Because its made of fewer parts, NASA says that VITAL can be built faster, and be maintained more easily, than traditional ventilators. Since the design is relatively flexible, health care workers can even modify VITAL for use in makeshift hospitals popping up in convention centers and hotels across the U.S. as brick-and-mortar hospitals reach max capacity.

VITAL machines aren’t meant to permanently replace expensive hospital ventilators. Those are meant to last for years and have various modes to meet a range of medical issues. Rather, the NASA ventilator is specifically meant to treat COVID-19 patients and has an expected lifespan of about three or four months.

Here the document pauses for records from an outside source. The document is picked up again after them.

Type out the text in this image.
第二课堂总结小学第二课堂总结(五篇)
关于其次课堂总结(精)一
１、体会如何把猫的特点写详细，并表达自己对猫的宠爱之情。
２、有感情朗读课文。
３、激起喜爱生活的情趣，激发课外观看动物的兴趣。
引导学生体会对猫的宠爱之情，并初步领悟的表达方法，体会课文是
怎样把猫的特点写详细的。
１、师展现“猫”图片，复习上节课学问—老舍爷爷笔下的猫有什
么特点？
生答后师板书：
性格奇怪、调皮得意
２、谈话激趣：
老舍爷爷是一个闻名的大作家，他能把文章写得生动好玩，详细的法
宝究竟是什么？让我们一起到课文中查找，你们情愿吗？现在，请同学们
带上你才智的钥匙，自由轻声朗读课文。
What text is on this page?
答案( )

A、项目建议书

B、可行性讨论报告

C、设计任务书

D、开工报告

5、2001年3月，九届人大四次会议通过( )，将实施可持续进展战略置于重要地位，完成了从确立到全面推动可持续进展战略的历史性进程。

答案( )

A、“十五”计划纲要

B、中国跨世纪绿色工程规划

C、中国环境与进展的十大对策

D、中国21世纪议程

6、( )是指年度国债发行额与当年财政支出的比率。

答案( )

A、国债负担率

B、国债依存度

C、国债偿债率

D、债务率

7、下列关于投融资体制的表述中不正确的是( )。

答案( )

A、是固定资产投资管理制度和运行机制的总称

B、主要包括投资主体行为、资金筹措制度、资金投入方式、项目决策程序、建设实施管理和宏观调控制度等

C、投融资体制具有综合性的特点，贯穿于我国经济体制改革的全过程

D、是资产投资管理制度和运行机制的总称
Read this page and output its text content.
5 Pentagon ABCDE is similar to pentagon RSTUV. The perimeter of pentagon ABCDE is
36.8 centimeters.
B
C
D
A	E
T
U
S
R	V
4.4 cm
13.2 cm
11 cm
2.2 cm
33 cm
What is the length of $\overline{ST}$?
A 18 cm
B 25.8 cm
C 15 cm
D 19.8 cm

“Intensive care units are seeing COVID-19 patients who require highly dynamic ventilators,” J.D. Polk, M.D., chief health and medical officer for NASA, said in the statement. “The intention with VITAL is to decrease the likelihood patients will get to that advanced stage of the disease and require more advanced ventilator assistance.”

Currently, NASA is seeking emergency use authorization from the U.S. Food and Drug Administration. That process ensures the government agency can approve critical medical devices in days, rather than years. Once complete, Caltech’s tech transfer office, which manages JPL, will offer a free license for VITAL.

The university is currently looking for manufacturing partners to bring the design to life.